Roving Internet Appliances
By Michael Trachtman
As wireless Internet technology becomes cheaper, increasingly more portable appliances will become Internet enabled. With an Internet-enabled car radio, for example, listeners could order the CD or MP3 file of a song they just heard by pressing a button. GPS mapping systems would also benefit from Internet connections, which would allow them access to updated traffic and weather information.
Though these types of consumer devices are exciting, industry will be the greatest beneficiary of these technologies. For example, UPS and FedEx truck drivers already use roving appliances to obtain electronic signatures from delivery recipients. The appliances' network connectivity helps make package tracking accurate and timely. (See Amber Howle's "Recipes for Network Appliances" in this issue.)

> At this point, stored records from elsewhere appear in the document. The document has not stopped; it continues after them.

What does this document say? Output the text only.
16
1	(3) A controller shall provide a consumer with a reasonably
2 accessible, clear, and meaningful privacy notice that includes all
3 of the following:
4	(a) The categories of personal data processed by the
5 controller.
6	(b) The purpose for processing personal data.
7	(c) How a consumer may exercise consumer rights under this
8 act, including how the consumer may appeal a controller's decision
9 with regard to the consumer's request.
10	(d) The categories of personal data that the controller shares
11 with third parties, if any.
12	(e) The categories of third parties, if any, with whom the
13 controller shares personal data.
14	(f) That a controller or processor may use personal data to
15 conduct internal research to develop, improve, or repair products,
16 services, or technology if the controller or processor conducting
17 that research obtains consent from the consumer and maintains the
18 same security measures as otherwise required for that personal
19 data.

It has been predicted that businesses will spend billions of dollars developing other roving Internet appliances in the coming years. Some of these appliances will have displays that can be used as Web browsers; others will not. Rather, the software that's running in each appliance will make use of Internet services transparently to transfer information to and from conventional servers.
For effective delivery of such next-generation devices, several challenges will need to be overcome. Roving Internet appliances are a special class of network appliances because they're constantly moving around. They must continually adapt to the environments in which they find themselves whenever they change locations.
In the past, companies like UPS were forced to invent their own technologies to address mobility issues.